Po kilku stronach stwierdziłam, że bardzo się myliłam. Po kilkunastu zastanawiałam się, w jakim kierunku to wszystko zmierza. Po kilkudziesięciu zaczęłam się wciągać w świat wykreowany przez autorkę i przepadłam bez reszty.
Przyznaję, początek jest specyficzny i wprowadza tak dużo nowości, że można się chwilowo tym wszystkim zagubić, przez co ciężko się wdrożyć. Zapewniam jednak, że warto przez niego przebrnąć, bo to w moim odczuciu jedyna słabsza strona tej książki, a w pewnym momencie wpada się w rytm i nie można się już od oderwać od przewracania kolejnych stron...
Ta powieść jest po prostu świetna! Uważam, że to jedna z najlepszych Young Adult fantasy jakie miałam okazję przeczytać od dłuższego czasu. „Zimowe zaręczyny” są naprawdę warte uwagi: specyficzne, a zarazem charakterystyczne, przez co niezmiernie wciągające. Wbrew temu, czego się na początku spodziewałam, nie jest to kolejna romantyczna historia z elementami fantasy – już same okoliczności zaręczyn są zupełnie inne, niż się na pierwszy rzut oka wydaje. To rozbudowana i wielopłaszczyznowa historia osadzona w świecie inspirowanym steampunkiem, ale też nie ograniczającym się do niego.
Do najmocniejszych stron powieści należą zdecydowanie kreacja postaci oraz wspomniany świat przedstawiony. Bohaterowie są tak charakterystyczni, a ich opisy tak barwne, że po zapoznaniu się z nimi od razu zapadają w pamięć. Autorka pisze bardzo obrazowo, przerysowując ich cechy i zachowania, a zabieg ten bardzo oddziałuje na wyobraźnię. Co interesujące, większość postaci nie jest jednoznaczna, przez co nawet do tych, które wydają się być negatywne, czytelnik czuje sympatię. I najważniejsze – każda ma swój charakter, w dodatku wyrazisty, co nie zdarza się często.

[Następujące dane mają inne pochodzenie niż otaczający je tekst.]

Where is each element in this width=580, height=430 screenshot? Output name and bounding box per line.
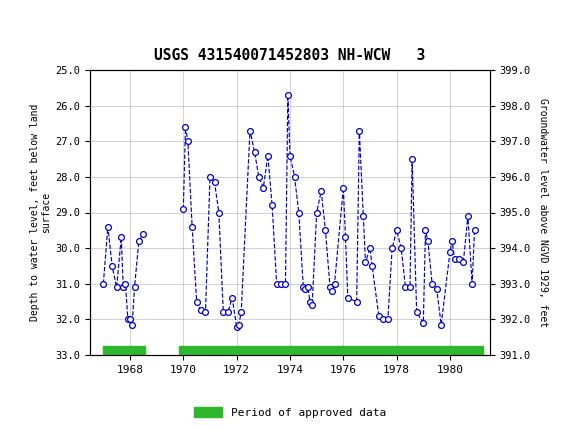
Text: USGS 431540071452803 NH-WCW   3: USGS 431540071452803 NH-WCW 3 — [154, 47, 426, 62]
Text: ≈USGS: ≈USGS — [13, 9, 95, 29]
Legend: Period of approved data: Period of approved data — [190, 403, 390, 422]
Y-axis label: Depth to water level, feet below land
surface: Depth to water level, feet below land su… — [30, 104, 51, 321]
Y-axis label: Groundwater level above NGVD 1929, feet: Groundwater level above NGVD 1929, feet — [538, 98, 548, 327]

O świecie stworzonym przez autorkę mogę powiedzieć tylko tyle, że zdecydowanie trzeba go poznać! Jest tak rozbudowany i intrygujący, że po prostu nie można przejść obok niego obojętnie. Christelle Dabos posiada ogromną wyobraźnię i zapewniam, że potrafi z niej korzystać. Podoba mi się to, że często jednozdaniowe aluzje czy podteksty potrafią wyrazić więcej niż tysiąc słów. Dzięki temu, że nie wszystko jest od razu podane na tacy, fantazja czytelnika zaczyna działać, a emocje buzować.
Serdecznie polecam Wam tę pozycję, mnie całkowicie pochłonęła i oczarowała!